Recognizing that speech recognition, speech synthesis, as well as language interpretation has matured, the Mobile Voice Conference 2016 focused on Language User Interfaces and explored trends towards Conversational User Interfaces.
While WIMP (Windows Icons Mouse and Pointer) based user interfaces are getting complexer and more complicated (e.g. force-touch), a language user interface (using text or voice input) can often deliver results more conveniently, i.e., easier and faster. Prominent examples of such language user interfaces are Siri, Cortana, GoogleNow, or Alexa and while promising, their rule based (verses learning) nature exposes their limits rather quickly.
While language user interfaces cover both voice and text input, having a user’s voice input allows the detection of his emotional state. Moreover, voice input also allows at least for personalization if not for authentication (voice biometrics), which currently would still require 10 to 15 seconds long voice recording.
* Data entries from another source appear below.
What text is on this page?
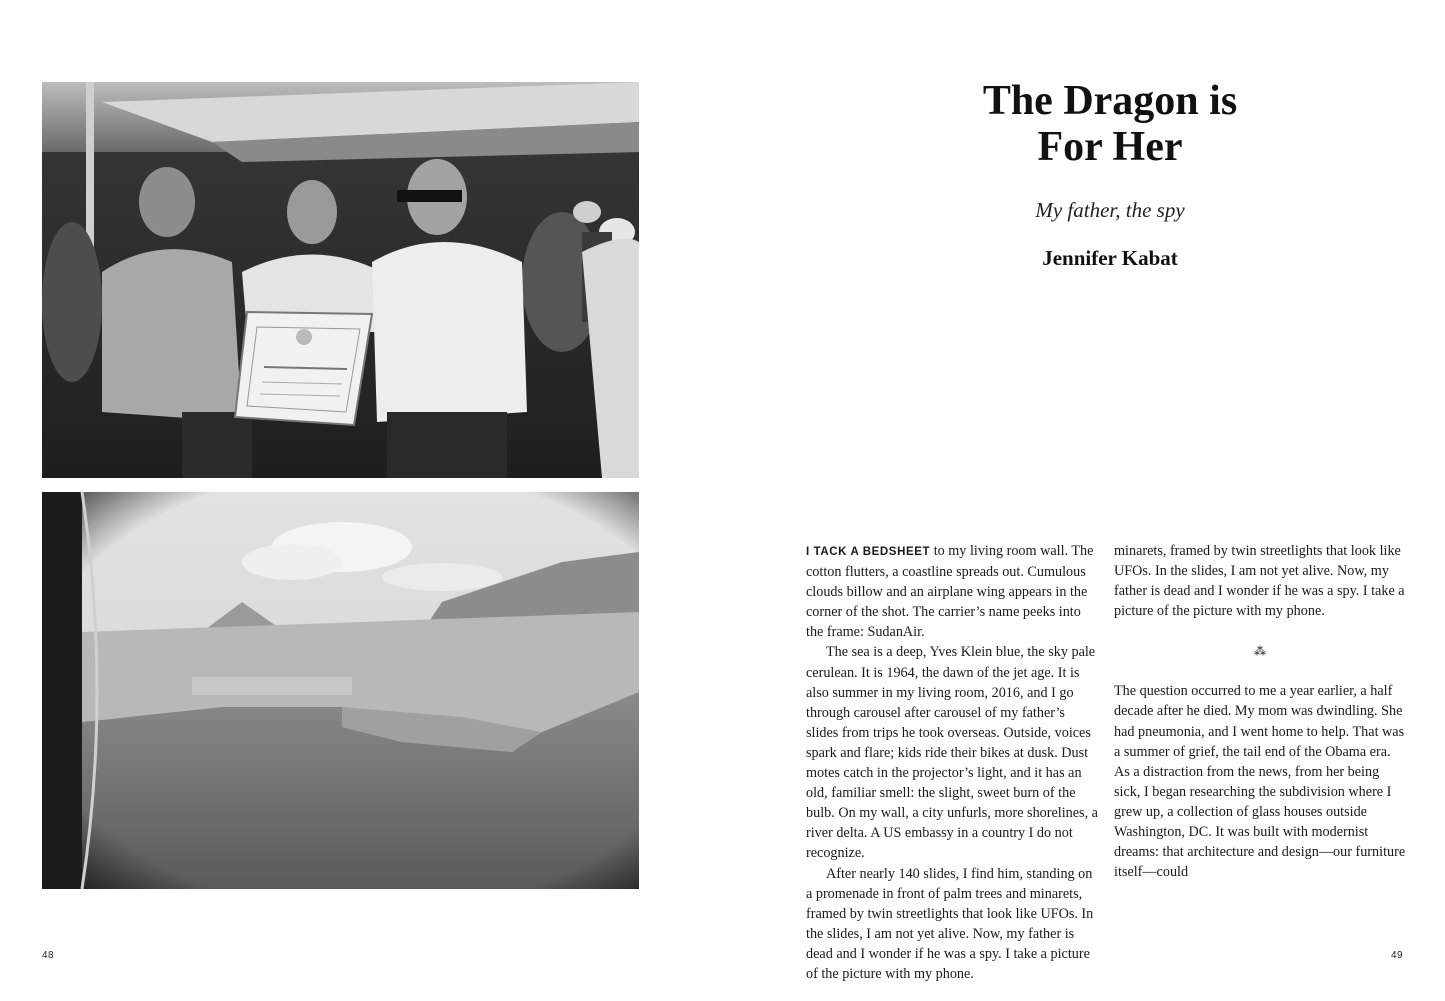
The Dragon is
For Her
My father, the spy
Jennifer Kabat

I TACK A BEDSHEET to my living room wall. The cotton flutters, a coastline spreads out. Cumulous clouds billow and an airplane wing appears in the corner of the shot. The carrier’s name peeks into the frame: SudanAir.

The sea is a deep, Yves Klein blue, the sky pale cerulean. It is 1964, the dawn of the jet age. It is also summer in my living room, 2016, and I go through carousel after carousel of my father’s slides from trips he took overseas. Outside, voices spark and flare; kids ride their bikes at dusk. Dust motes catch in the projector’s light, and it has an old, familiar smell: the slight, sweet burn of the bulb. On my wall, a city unfurls, more shorelines, a river delta. A US embassy in a country I do not recognize.

After nearly 140 slides, I find him, standing on a promenade in front of palm trees and minarets, framed by twin streetlights that look like UFOs. In the slides, I am not yet alive. Now, my father is dead and I wonder if he was a spy. I take a picture of the picture with my phone.

minarets, framed by twin streetlights that look like UFOs. In the slides, I am not yet alive. Now, my father is dead and I wonder if he was a spy. I take a picture of the picture with my phone.

⁂

The question occurred to me a year earlier, a half decade after he died. My mom was dwindling. She had pneumonia, and I went home to help. That was a summer of grief, the tail end of the Obama era. As a distraction from the news, from her being sick, I began researching the subdivision where I grew up, a collection of glass houses outside Washington, DC. It was built with modernist dreams: that architecture and design—our furniture itself—could

48	49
AVIOS President Bill Scholz, kicking off the Mobile Voice Conference 2016 with a keynote panel:
- Nick Landry, Senior Techical Evangelist at Microsoft
- Todd Mozer, CEO Sensory
- Jay Wilpon, SVP Natural Language Research at Interactions
Edgar Kalns, Director of Platform, SRI International emphasized the importance and connection of the Internet of Things and Voice User Interfaces. In his view, the future of user interfaces is conversational, observers and reacts to behavioral cues, is adaptive and is of course multi modal. With regards to conversational user interfaces, Edgar recommended to look into opensource Natural Language Generation (NLG) solutions.
Dr. Kathy Brown, Chief Data Scientist and Vice President of Speech Sciences at 7 mentioned that hardly anyone can express all required entities (what the AlexaSkillKit calls ‘slots’) in one turn. A phenomenon we experienced when asking QuickBooks users to voice-input receipt data ..
In one of the shortest, but also one of the best talks of the conference, Jeanine Heck, Executive Director at Comcast, talked about the six million voice-enabled remote controls, Comcast has rolled out with the Xfinity X1 set-top box. When I met Jeanine three years ago, voice was just a small side project for her, but has now turned into a full time job. A small team started with building the language model and a remote-controll app, rolled-out on iOS and Android, helped to collect data to improve the model. “That’s how we leaned how people wanted to talk to their TVs”. Jeanine recommended to log and measure everything and that even now, after having over six million voice-enabled remotes in users’ hands, they would still regularly, manually listen in. Her advice: Solve a problem, do that one thing right, and try to be unique.
Deborah Dahl, Principal, Conversational Technologies, always one of my favorite speakers, provided unbiased information you can trust and put to work immediately. Here she is segmenting the space into NLU, Speech Recognition, and Dialog-Management tools.
If I had the chance to go back to College, I would probably try to catch a few of her lectures. I’m talking about Dr. Marie Meteer, an Associate Professor in Computer Science and Computational Linguistics at Brandeis University, where she teaches courses like speech recognition and mobile application development.
William Meisel, President, TMA Associates, as always busy moderating several panels and giving several talks during the two day conference. He recently experimented with Microsoft’s
Language Understanding Intelligent Service https://www.luis.ai/ and stated that we are experiencing a fundament shift in user interfaces. Bill said, “the Amazon Echo is the closest thing to Science Fiction .. much friendlier and almost social. It’s much faster and doesn’t drop you into a web page, the first instance it doesn’t have an answer.”
This was my 4th attendance in as many years and for the 3rd time, I had the opportunity to speak at this limited-attendance event. As always, it was not uncontroversial, just as it should be: Patterns for Natural Language Applications – beyond declaring User Intents.